[time-nuts] Standards sought for immunity of shielded cable links to power-frequency ground loops
magnus at rubidium.dyndns.org
Wed Jan 7 06:27:52 UTC 2009
Joseph M Gwinn skrev:
> First the background:
> In some timing distribution applications, the primary source of
> interference comes from different ground voltages in different parts of
> the facility, such as a ship or a megawatt radar.
> The effect of differing ground potentials on a shielded cable is to pull a
> large current through the shield, so there is a significant voltage
> between the ends of the cable. No matter how good the shield is at RF,
> one consequence is that the same power-frequency offset voltage appears on
> the conductors within that shield, because the skin depth at 60 Hz vastly
> exceeds the thickness of any reasonable shield. Unshielded twisted pair
> will suffer the same common-mode offset voltage, perhaps more. This
> offset often contains significant harmonics of the power frequency,
> nominally up to the seventh harmonic, not just the fundamental.
> If the cable is shielded twisted pair, such as twinax, the offset appears
> as a common-mode voltage on the two conductors, and (if not too large) is
> eliminated by the CMRR of the receiver.
> If the cable is coax, the offset voltage appears added to the timing
> signal voltage, and if the offset isn't too large the signal receiver will
> be sufficiently immune to this conducted EMI.
For most purposes an isolational transformer would solve this issue. The
unfortunate signal characteristics of a PPS pulse makes this a little
more cumbersome, but not unachievable, but it is no longer a simple
passive device. For higher frequencies will RF chokes be an aid of
course, but the RF choke needs "bolting down" in order to be effective,
so that there is a common mode current for the RF choke to object to.
However, the RF choke is not as effective with lower frequencies and
essentially useless for DC.
> And now the question:
> What standards exist governing required immunity of signal ports to these
> ground-loop induced power-frequency (hum) voltages?

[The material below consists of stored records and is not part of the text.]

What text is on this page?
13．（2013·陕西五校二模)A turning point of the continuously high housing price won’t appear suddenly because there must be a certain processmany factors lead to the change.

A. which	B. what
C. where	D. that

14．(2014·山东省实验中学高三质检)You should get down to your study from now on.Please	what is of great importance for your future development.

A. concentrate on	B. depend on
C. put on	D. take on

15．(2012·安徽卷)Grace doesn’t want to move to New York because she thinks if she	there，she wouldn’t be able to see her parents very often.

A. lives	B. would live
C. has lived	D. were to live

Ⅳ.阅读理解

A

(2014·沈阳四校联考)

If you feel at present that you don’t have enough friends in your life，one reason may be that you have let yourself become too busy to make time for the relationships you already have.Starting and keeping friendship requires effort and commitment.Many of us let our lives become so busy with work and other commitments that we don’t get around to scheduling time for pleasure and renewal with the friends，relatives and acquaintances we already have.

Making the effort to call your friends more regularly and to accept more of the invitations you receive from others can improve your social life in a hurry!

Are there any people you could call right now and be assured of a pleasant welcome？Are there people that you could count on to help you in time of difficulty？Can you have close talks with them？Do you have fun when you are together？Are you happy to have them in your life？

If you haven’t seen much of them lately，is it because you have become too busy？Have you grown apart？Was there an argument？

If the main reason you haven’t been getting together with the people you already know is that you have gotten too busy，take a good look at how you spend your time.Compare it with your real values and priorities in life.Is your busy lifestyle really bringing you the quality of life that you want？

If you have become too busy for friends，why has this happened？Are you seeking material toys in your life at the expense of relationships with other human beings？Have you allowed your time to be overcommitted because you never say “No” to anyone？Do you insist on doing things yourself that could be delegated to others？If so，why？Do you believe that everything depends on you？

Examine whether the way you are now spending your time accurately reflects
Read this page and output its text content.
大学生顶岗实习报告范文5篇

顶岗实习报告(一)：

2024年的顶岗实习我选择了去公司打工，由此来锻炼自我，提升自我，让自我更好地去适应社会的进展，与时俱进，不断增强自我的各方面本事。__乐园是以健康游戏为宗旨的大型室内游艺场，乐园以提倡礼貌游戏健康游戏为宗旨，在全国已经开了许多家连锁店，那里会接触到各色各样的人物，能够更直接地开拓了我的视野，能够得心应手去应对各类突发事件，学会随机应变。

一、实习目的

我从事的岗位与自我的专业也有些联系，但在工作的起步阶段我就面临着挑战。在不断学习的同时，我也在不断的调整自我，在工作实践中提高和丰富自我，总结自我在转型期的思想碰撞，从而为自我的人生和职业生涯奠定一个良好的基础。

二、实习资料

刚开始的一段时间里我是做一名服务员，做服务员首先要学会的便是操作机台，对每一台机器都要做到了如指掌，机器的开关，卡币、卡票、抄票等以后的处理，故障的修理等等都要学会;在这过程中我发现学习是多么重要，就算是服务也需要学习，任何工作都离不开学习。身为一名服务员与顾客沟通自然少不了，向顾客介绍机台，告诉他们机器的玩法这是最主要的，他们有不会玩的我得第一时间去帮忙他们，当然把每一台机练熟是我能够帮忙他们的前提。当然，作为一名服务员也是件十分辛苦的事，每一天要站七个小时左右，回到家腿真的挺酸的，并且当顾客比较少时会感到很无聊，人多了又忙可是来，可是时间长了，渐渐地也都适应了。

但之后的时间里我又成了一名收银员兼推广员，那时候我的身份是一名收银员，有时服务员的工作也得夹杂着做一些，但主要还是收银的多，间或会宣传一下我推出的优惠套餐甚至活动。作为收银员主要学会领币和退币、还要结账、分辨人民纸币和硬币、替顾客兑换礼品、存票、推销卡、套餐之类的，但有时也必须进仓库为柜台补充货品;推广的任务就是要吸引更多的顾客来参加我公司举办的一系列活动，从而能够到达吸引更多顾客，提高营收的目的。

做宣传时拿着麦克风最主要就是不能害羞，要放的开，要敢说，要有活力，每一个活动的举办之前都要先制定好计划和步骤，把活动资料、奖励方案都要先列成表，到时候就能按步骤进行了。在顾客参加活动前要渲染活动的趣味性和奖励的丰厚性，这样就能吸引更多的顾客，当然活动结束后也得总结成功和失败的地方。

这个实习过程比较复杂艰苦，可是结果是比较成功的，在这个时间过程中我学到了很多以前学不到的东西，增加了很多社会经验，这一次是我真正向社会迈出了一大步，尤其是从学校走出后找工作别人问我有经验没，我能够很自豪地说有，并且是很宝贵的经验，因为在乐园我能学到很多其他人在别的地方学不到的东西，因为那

> All the conducted suseptability standards I've found cover only
> frequencies exceeding 10 KHz, not power frequencies and their harmonics.

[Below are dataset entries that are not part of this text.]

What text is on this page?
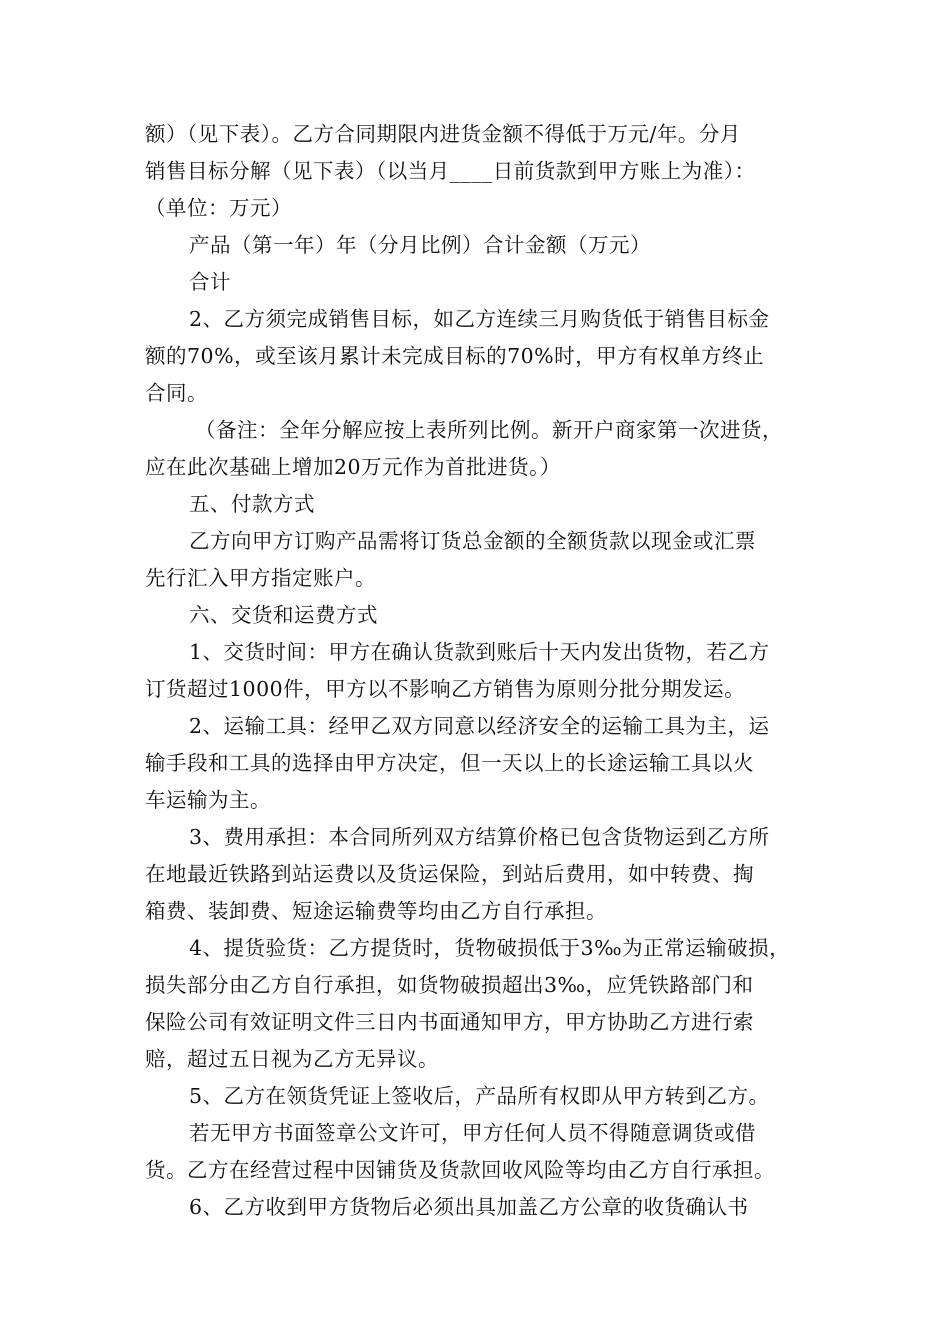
额）（见下表）。乙方合同期限内进货金额不得低于万元/年。分月
销售目标分解（见下表）（以当月____日前货款到甲方账上为准）：
（单位：万元）
产品（第一年）年（分月比例）合计金额（万元）
合计
2、乙方须完成销售目标，如乙方连续三月购货低于销售目标金
额的70%，或至该月累计未完成目标的70%时，甲方有权单方终止
合同。
（备注：全年分解应按上表所列比例。新开户商家第一次进货，
应在此次基础上增加20万元作为首批进货。）
五、付款方式
乙方向甲方订购产品需将订货总金额的全额货款以现金或汇票
先行汇入甲方指定账户。
六、交货和运费方式
1、交货时间：甲方在确认货款到账后十天内发出货物，若乙方
订货超过1000件，甲方以不影响乙方销售为原则分批分期发运。
2、运输工具：经甲乙双方同意以经济安全的运输工具为主，运
输手段和工具的选择由甲方决定，但一天以上的长途运输工具以火
车运输为主。
3、费用承担：本合同所列双方结算价格已包含货物运到乙方所
在地最近铁路到站运费以及货运保险，到站后费用，如中转费、掏
箱费、装卸费、短途运输费等均由乙方自行承担。
4、提货验货：乙方提货时，货物破损低于3‰为正常运输破损，
损失部分由乙方自行承担，如货物破损超出3‰，应凭铁路部门和
保险公司有效证明文件三日内书面通知甲方，甲方协助乙方进行索
赔，超过五日视为乙方无异议。
5、乙方在领货凭证上签收后，产品所有权即从甲方转到乙方。
若无甲方书面签章公文许可，甲方任何人员不得随意调货或借
货。乙方在经营过程中因铺货及货款回收风险等均由乙方自行承担。
6、乙方收到甲方货物后必须出具加盖乙方公章的收货确认书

You should look into the telecom set of standards. If you think of it,
they have been addressing this particular problem for ages. The words
which probably get you right on the target is "bonding network" since
you bond to the ground.
In short, there are two grounding strategies: all gear is floating
relative the safety ground or all gear is internally tied to the safety
ground. There is benefits and problems with both strategies. Regardless,
a hierarchial star ground strategy emerges.
One document to start with is the "Qwest Technical Publication
Grounding - Central Office and Remote Equipment Environment" at
Not to say that it is the standard of any sort, but I think it is a good
document to start from as it is a public source of telecom bonding
practices to be used in many facilities, implementing existing
international standards and involving transmitting towers (which is
within your field).
IEC 60950 should be a standard reference regardless.

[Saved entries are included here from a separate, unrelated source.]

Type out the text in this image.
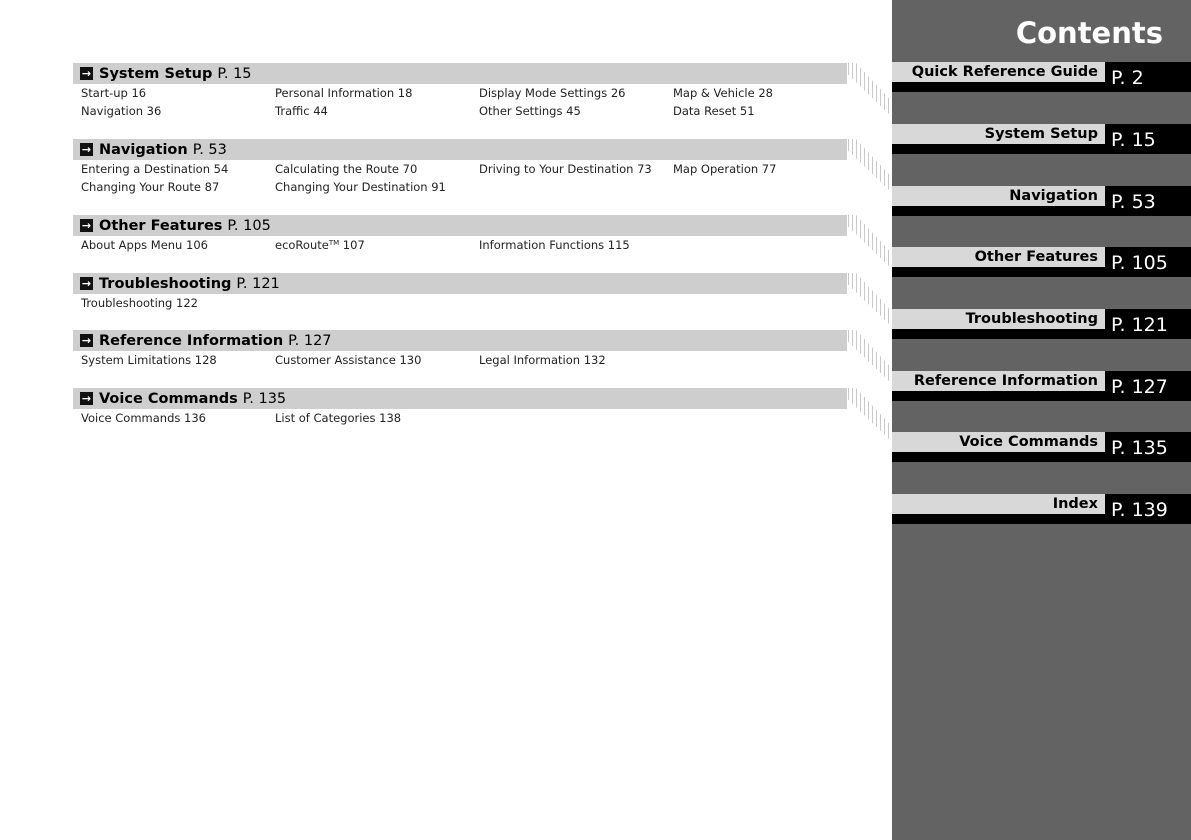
→ System Setup P. 15
Start-up 16	Personal Information 18	Display Mode Settings 26	Map & Vehicle 28
Navigation 36	Traffic 44	Other Settings 45	Data Reset 51
→ Navigation P. 53
Entering a Destination 54	Calculating the Route 70	Driving to Your Destination 73 Map Operation 77
Changing Your Route 87	Changing Your Destination 91
→ Other Features P. 105
About Apps Menu 106	ecoRoute™ 107	Information Functions 115
→ Troubleshooting P. 121
Troubleshooting 122
→ Reference Information P. 127
System Limitations 128	Customer Assistance 130	Legal Information 132
→ Voice Commands P. 135
Voice Commands 136	List of Categories 138
Contents
Quick Reference Guide P. 2
System Setup P. 15
Navigation P. 53
Other Features P. 105
Troubleshooting P. 121
Reference Information P. 127
Voice Commands P. 135
Index P. 139
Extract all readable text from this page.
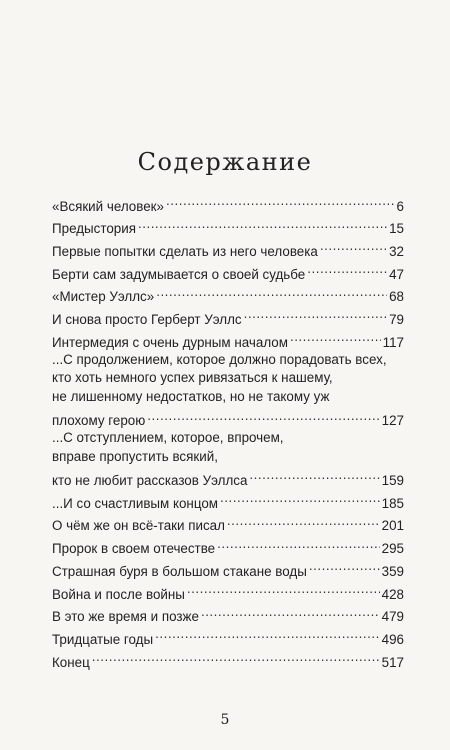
Содержание
«Всякий человек» . . .	6
Предыстория . . .	15
Первые попытки сделать из него человека . . .	32
Берти сам задумывается о своей судьбе . . .	47
«Мистер Уэллс» . . .	68
И снова просто Герберт Уэллс . . .	79
Интермедия с очень дурным началом . . .	117
...С продолжением, которое должно порадовать всех,
кто хоть немного успех ривязаться к нашему,
не лишенному недостатков, но не такому уж
плохому герою . . .	127
...С отступлением, которое, впрочем,
вправе пропустить всякий,
кто не любит рассказов Уэллса . . .	159
...И со счастливым концом . . .	185
О чём же он всё-таки писал . . .	201
Пророк в своем отечестве . . .	295
Страшная буря в большом стакане воды . . .	359
Война и после войны . . .	428
В это же время и позже . . .	479
Тридцатые годы . . .	496
Конец . . .	517
5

You should also consult Bellcore GR-1089. There are additional Bellcore
specs, but starting with GR-63 and GR-1089 is not totally off the mark
at least. Bellcore specs costs money, but if you need to comply there is
ITU-T has a set of documents, such as the K-series of standards. You can
download these for free at:
The European telecom world uses ETSI EN 300 253 as basis. They require a
login which you can get for free and then pull down all the documents
you like. There is also alot of specific EMC documents for various
contexts etc and they are all there. ETSI EMC is the TB handling them.
On the military side, MIL-HDBK-419 may be a guide:
Old standard MIL-STD-188-124B:
Newer stdandard MIL-STD-1310 for ships:
In the end, all these documents forms a reference of standards and
practice in a varity of environments. I suspect that your environment
does has some bonding standard and practice and you need to figure out
what it is so that you know what you can expect, what you need to
fullfill (which is limiting freedom on what methods you may apply!) and
then it becomes easier to say what may help you. Also, you need to
figure out what is the type of problems you run into, how disturbances
actually induce into your lines. It could very well be that PSUs acts as
EMF due to bad conditioning for instance.
There are many anecdotes and horror stories to be told on the subject.
There are also sucsess stories to be told.
What makes the field a bit complex is that you need to think about
failures, EMC, bonding, interference, lightning strikes (on wire, in
tower, on building) which can cause a disparity of various indirect
effects. It's a bit like being a time-nut. We could probably have a
separate email list setup for that kind of discussions alone.